アーゼが俺を睨んでくる。首から大量に出血しながら。

いい気味だ。完全に仕留められなかったのは残念だが、喉を失い、喋れない姿を見ると少しは気が晴れる。


「ガハッ……」


俺の口から血が溢れ出る。こんな所まで再現するとはな。

全身の痛みも洒落にならない。『痛覚耐性』が強化されてこれだ、強化されていなかったら確実に気絶してるだろう。

今も意識が朦朧として気絶しそうだし。


「包囲しろ! 絶対に逃がすな!」

「…………ハハハハハ」


副隊長らしき人物が指揮を執り始める。

このまま兵士達に殺されるのも癪なので、城壁の外に身を投げる。
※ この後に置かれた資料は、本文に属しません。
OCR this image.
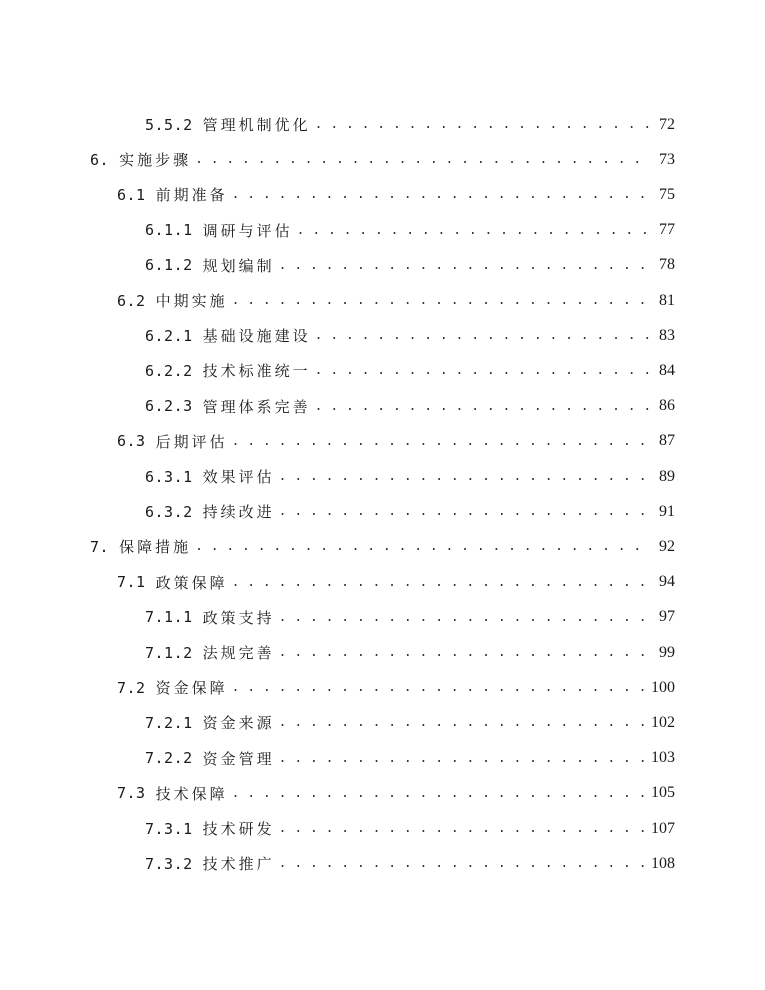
5.5.2 管理机制优化 . . .	72
6. 实施步骤 . . .	73
6.1 前期准备 . . .	75
6.1.1 调研与评估 . . .	77
6.1.2 规划编制 . . .	78
6.2 中期实施 . . .	81
6.2.1 基础设施建设 . . .	83
6.2.2 技术标准统一 . . .	84
6.2.3 管理体系完善 . . .	86
6.3 后期评估 . . .	87
6.3.1 效果评估 . . .	89
6.3.2 持续改进 . . .	91
7. 保障措施 . . .	92
7.1 政策保障 . . .	94
7.1.1 政策支持 . . .	97
7.1.2 法规完善 . . .	99
7.2 资金保障 . . .	100
7.2.1 资金来源 . . .	102
7.2.2 资金管理 . . .	103
7.3 技术保障 . . .	105
7.3.1 技术研发 . . .	107
7.3.2 技术推广 . . .	108
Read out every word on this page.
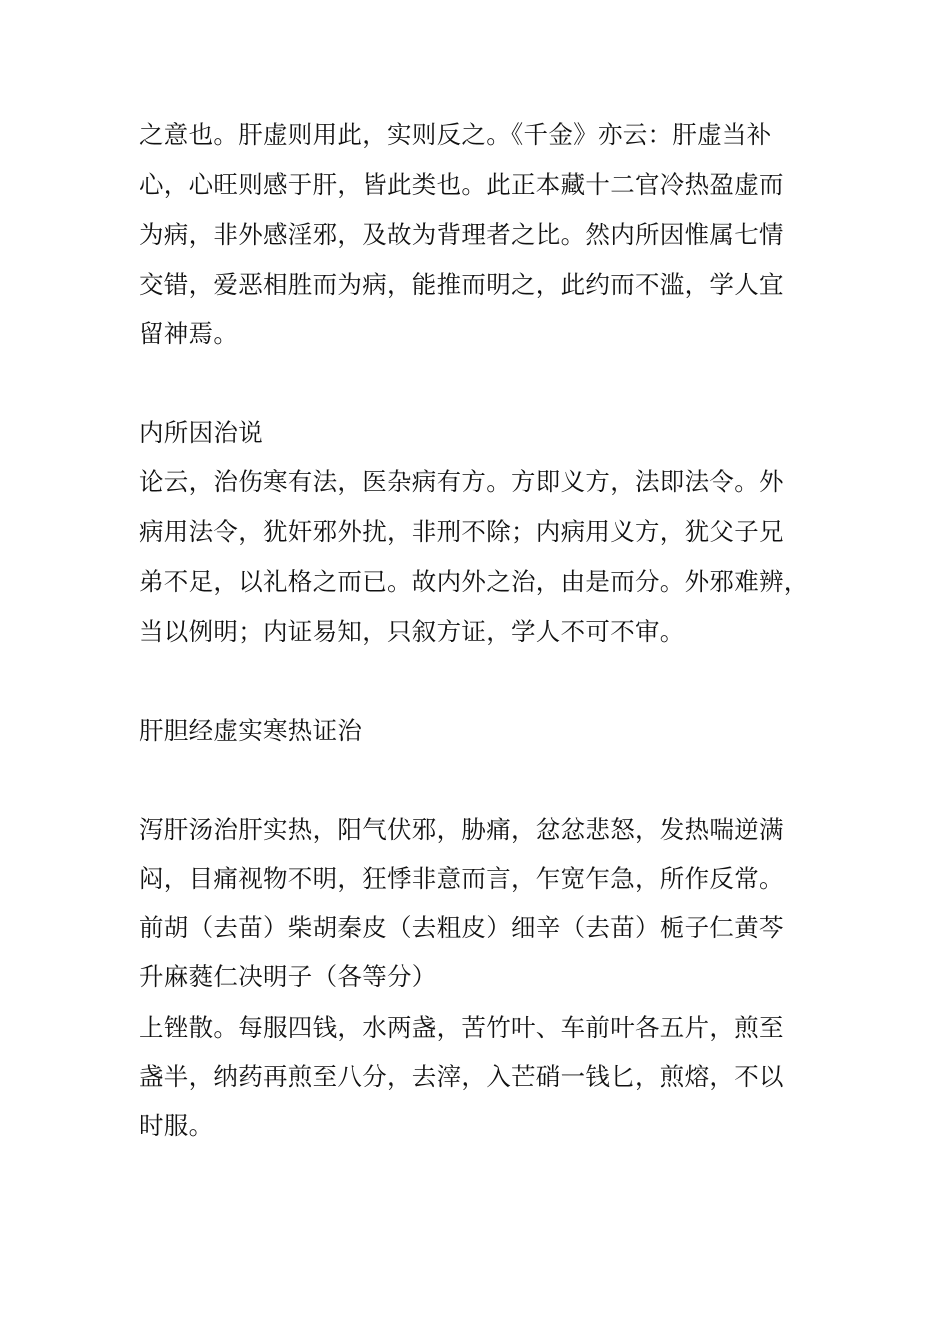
之意也。肝虚则用此，实则反之。《千金》亦云：肝虚当补

心，心旺则感于肝，皆此类也。此正本藏十二官冷热盈虚而

为病，非外感淫邪，及故为背理者之比。然内所因惟属七情

交错，爱恶相胜而为病，能推而明之，此约而不滥，学人宜

留神焉。

内所因治说

论云，治伤寒有法，医杂病有方。方即义方，法即法令。外

病用法令，犹奸邪外扰，非刑不除；内病用义方，犹父子兄

弟不足，以礼格之而已。故内外之治，由是而分。外邪难辨，

当以例明；内证易知，只叙方证，学人不可不审。

肝胆经虚实寒热证治

泻肝汤治肝实热，阳气伏邪，胁痛，忿忿悲怒，发热喘逆满

闷，目痛视物不明，狂悸非意而言，乍宽乍急，所作反常。

前胡（去苗）柴胡秦皮（去粗皮）细辛（去苗）栀子仁黄芩

升麻蕤仁决明子（各等分）

上锉散。每服四钱，水两盏，苦竹叶、车前叶各五片，煎至

盏半，纳药再煎至八分，去滓，入芒硝一钱匕，煎熔，不以

时服。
ここまで暴れられたら、満足だ。

体は地面に落ちていく。


「ハハハハハハハハハ!!」


満足感からか、アーゼに傷を負わせた達成感からか、笑いが止まらない。

巨狼の目の前からここまで来たんだ。

よくやった方だろう。復讐相手(アーゼ)がまだ生きてるのは少し引っかかるが、やろうと思えばまだ機会があるだろう。
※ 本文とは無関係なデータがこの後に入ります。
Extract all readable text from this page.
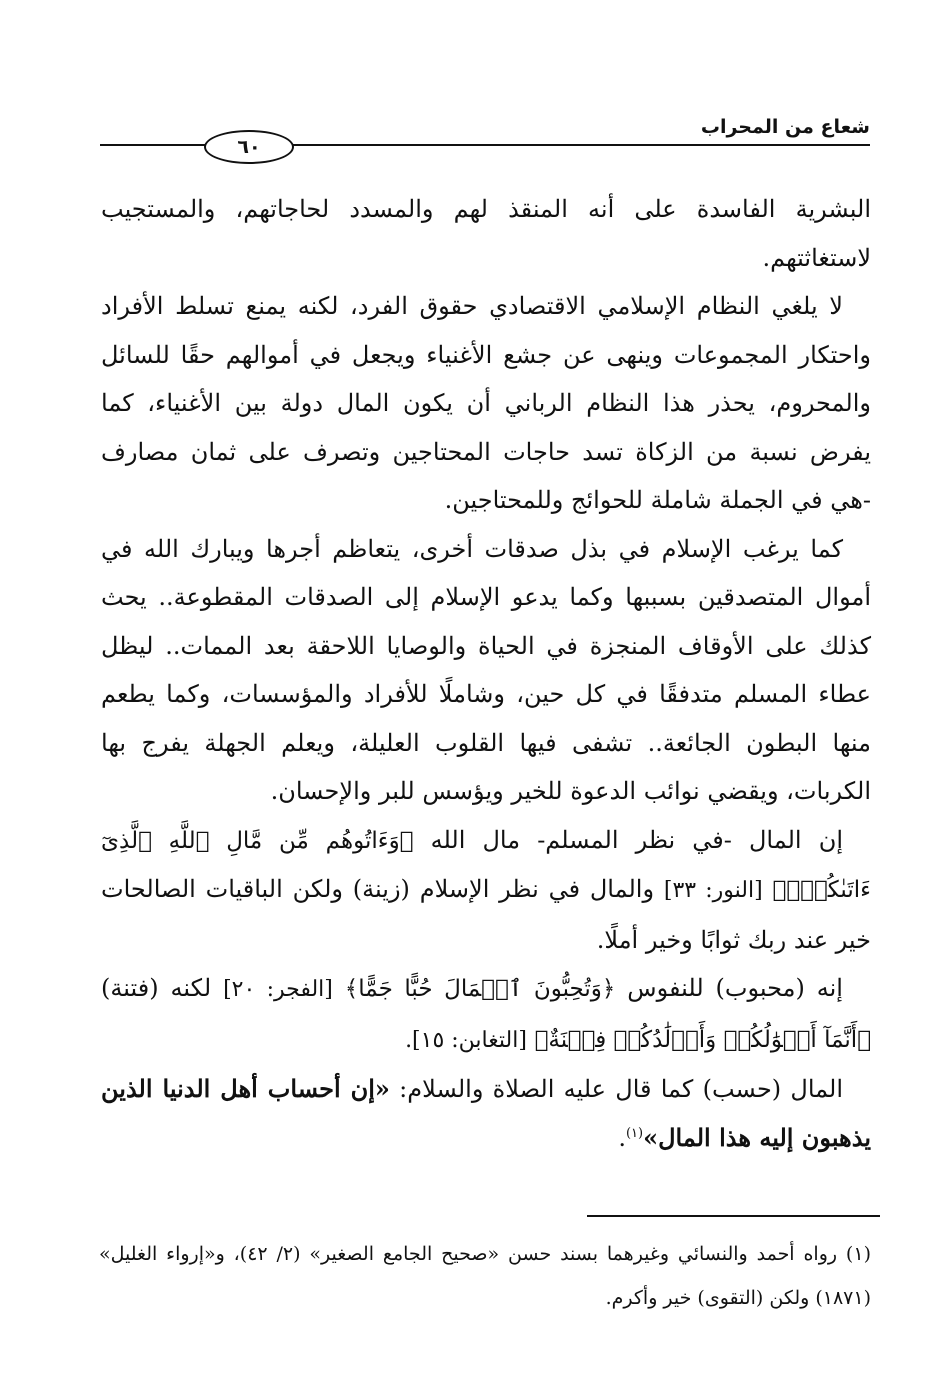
شعاع من المحراب
٦٠

البشرية الفاسدة على أنه المنقذ لهم والمسدد لحاجاتهم، والمستجيب لاستغاثتهم.

لا يلغي النظام الإسلامي الاقتصادي حقوق الفرد، لكنه يمنع تسلط الأفراد واحتكار المجموعات وينهى عن جشع الأغنياء ويجعل في أموالهم حقًا للسائل والمحروم، يحذر هذا النظام الرباني أن يكون المال دولة بين الأغنياء، كما يفرض نسبة من الزكاة تسد حاجات المحتاجين وتصرف على ثمان مصارف -هي في الجملة شاملة للحوائج وللمحتاجين.

كما يرغب الإسلام في بذل صدقات أخرى، يتعاظم أجرها ويبارك الله في أموال المتصدقين بسببها وكما يدعو الإسلام إلى الصدقات المقطوعة.. يحث كذلك على الأوقاف المنجزة في الحياة والوصايا اللاحقة بعد الممات.. ليظل عطاء المسلم متدفقًا في كل حين، وشاملًا للأفراد والمؤسسات، وكما يطعم منها البطون الجائعة.. تشفى فيها القلوب العليلة، ويعلم الجهلة يفرج بها الكربات، ويقضي نوائب الدعوة للخير ويؤسس للبر والإحسان.

إن المال -في نظر المسلم- مال الله ﴿وَءَاتُوهُم مِّن مَّالِ ٱللَّهِ ٱلَّذِىٓ ءَاتَىٰكُمۡۚ﴾ [النور: ٣٣] والمال في نظر الإسلام (زينة) ولكن الباقيات الصالحات خير عند ربك ثوابًا وخير أملًا.

إنه (محبوب) للنفوس ﴿وَتُحِبُّونَ ٱلۡمَالَ حُبًّا جَمًّا﴾ [الفجر: ٢٠] لكنه (فتنة) ﴿أَنَّمَآ أَمۡوَٰلُكُمۡ وَأَوۡلَٰدُكُمۡ فِتۡنَةٌ﴾ [التغابن: ١٥].

المال (حسب) كما قال عليه الصلاة والسلام: «إن أحساب أهل الدنيا الذين يذهبون إليه هذا المال»$^{(١)}$.

(١) رواه أحمد والنسائي وغيرهما بسند حسن «صحيح الجامع الصغير» (٢/ ٤٢)، و«إرواء الغليل» (١٨٧١) ولكن (التقوى) خير وأكرم.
「ふふふっ。ここまでかな? 僕の契約者。君の大暴れが見られて僕は満足だよ」

「最後まで信用ならないな。お前は」


結局コイツがやったのは、俺の復讐心を煽っただけだ。

勿論、契約して力を貸してくれたのは感謝してるが。


「失礼だね。僕ほど他人の利益のために動く悪魔はいないと言うのに」

「……どうだかな」


軽く良い印象を与えようとしてる所だよなぁ。信用ならない所は。


意識が遠のく。この分じゃ地面に激突前に気絶しそうだな。

初めてのデスペナルティだ。

視界が暗転していく…………



その時、誰かに抱き留められたような感覚がした。


「全く、ゲーム開始して初めてのイベントがとんでもない事になってるね~。ハクさん」


ん……? この声…… アリス、か……?

そこで俺の意識は完全に途絶えた。